Take, for example, the issue of state and local taxes. The White House proposes that as of Jan. 1, 1986, all local and state property taxes cease to be deductible for federal income-tax purposes. That's ominous-sounding for homeowners whose write-offs of local property levies are important to their ability to afford their homes.
Those owners, however, shouldn't fret. The likelihood of a January 1986 effective date making it through the legislative meat grinder intact is minuscule. With $33 billion in tax revenue shifts at stake in the first full year of such a change, there is no way that the nation's cities, counties and states could live with the Reagan proposal in its present form.
Local jurisdictions have depended upon federal deductibility of their taxes for decades. They know that if homeowners are barred from writing off local taxes, they will insist on lower property-tax bills -- thereby threatening one of the traditionally richest revenue sources for most municipalities. At the very least, state and local political leaders are likely to convince Congress to postpone the 1986 effective date for a long time, perhaps via a phased-in transition arrangement extending into the 1990s.
Transition and grandfathering language is inevitable as well on bread-and-butter real estate issues such as capital-gains revisions; elimination of cut-rate, tax-exempt financing for moderate-cost homes and apartments through popular local "housing bond" programs; the extension of standard depreciation schedules from 18 to 28 years; and elimination of investment tax credits for renovations of historic and older commercial properties.
The true real estate victors in tax reform on Capitol Hill may be those who supply the transition-rule language to Congress, and get themselves grandfathered -- untouched by whatever changes are finally adopted.

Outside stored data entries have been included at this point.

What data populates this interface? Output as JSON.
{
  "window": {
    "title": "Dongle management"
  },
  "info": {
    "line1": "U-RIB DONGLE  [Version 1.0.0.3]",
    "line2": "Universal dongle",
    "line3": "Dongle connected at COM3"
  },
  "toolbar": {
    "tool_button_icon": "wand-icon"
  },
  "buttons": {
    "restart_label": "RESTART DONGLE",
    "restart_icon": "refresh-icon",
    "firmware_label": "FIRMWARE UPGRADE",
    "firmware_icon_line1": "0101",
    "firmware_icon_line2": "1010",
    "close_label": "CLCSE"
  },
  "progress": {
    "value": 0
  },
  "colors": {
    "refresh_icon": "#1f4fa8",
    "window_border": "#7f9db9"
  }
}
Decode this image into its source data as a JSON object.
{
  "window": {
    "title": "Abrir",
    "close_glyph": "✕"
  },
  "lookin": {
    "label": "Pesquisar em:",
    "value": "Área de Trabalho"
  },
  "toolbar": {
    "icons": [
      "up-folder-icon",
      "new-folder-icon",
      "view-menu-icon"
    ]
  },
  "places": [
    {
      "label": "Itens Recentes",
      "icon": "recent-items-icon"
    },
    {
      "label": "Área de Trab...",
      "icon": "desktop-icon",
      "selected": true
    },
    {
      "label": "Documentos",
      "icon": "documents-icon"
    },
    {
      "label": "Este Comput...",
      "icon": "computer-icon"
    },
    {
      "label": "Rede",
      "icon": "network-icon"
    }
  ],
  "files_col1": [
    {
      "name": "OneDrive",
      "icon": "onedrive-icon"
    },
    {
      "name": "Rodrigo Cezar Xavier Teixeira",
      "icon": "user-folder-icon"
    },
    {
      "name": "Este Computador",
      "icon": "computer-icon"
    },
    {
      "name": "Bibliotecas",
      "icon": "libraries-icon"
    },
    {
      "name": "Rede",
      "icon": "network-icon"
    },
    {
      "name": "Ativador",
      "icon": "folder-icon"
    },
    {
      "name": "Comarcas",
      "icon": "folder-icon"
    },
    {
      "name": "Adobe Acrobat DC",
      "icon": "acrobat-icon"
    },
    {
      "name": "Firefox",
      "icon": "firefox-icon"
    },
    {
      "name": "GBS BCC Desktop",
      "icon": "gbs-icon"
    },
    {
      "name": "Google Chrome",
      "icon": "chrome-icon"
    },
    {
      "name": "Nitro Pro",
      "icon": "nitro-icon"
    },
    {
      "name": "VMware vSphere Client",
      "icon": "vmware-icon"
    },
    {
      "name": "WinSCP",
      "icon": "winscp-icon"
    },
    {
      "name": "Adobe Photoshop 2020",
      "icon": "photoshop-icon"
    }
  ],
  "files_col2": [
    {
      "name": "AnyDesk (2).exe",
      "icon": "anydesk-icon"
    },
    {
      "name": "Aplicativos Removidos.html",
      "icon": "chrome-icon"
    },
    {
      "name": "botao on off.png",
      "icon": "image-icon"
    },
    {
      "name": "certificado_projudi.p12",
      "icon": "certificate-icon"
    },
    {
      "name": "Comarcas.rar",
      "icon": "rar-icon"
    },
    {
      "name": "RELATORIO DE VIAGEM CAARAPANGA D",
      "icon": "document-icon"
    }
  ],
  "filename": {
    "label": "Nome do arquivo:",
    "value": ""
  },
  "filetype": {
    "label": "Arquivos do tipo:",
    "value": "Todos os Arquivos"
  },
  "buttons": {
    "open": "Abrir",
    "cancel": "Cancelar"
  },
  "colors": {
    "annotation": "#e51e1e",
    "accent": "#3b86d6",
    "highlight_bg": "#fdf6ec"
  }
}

Guideline Number Two: For every major federal revenue-producing reform you see stripped from the tax package this summer and fall, add at least 12 months to the likely date of passage for any comprehensive federal tax-reform law. If lobbyists for any potent interest group -- state and local governments, for example -- successfully knock out a chunk of the package designed to raise $1 billion per year or more, the Reagan reforms will all be delayed.
That's because the tax package in its current form is highly vulnerable to attack on deficit-raising grounds. By lowering brackets for individuals and corporations, the package turns into a big net money loser when any of its integral revenue-raising elements are disturbed -- like state and local tax deductions, investment tax credits and other real estate-related reforms.
Knock one of them out, and the whole bill spurts red ink. Congress may be interested in simplifying the tax code, but not at the cost of making the $200 billion annual federal deficits worse.
Guideline Number Three: Don't let the possibility of tax reform in 1986 immobilize you in 1985. Under any imaginable legislative scenario, whatever real estate sales, acquisitions or financings you carry out in 1985 should be safely grandfathered under the new law.
Make hay, as they say. And don't automatically assume that true tax reform is coming in 1986, either. If Congress holds to its legislative tax patterns of the past, comprehensive reform could easily be two or three years away, not six months.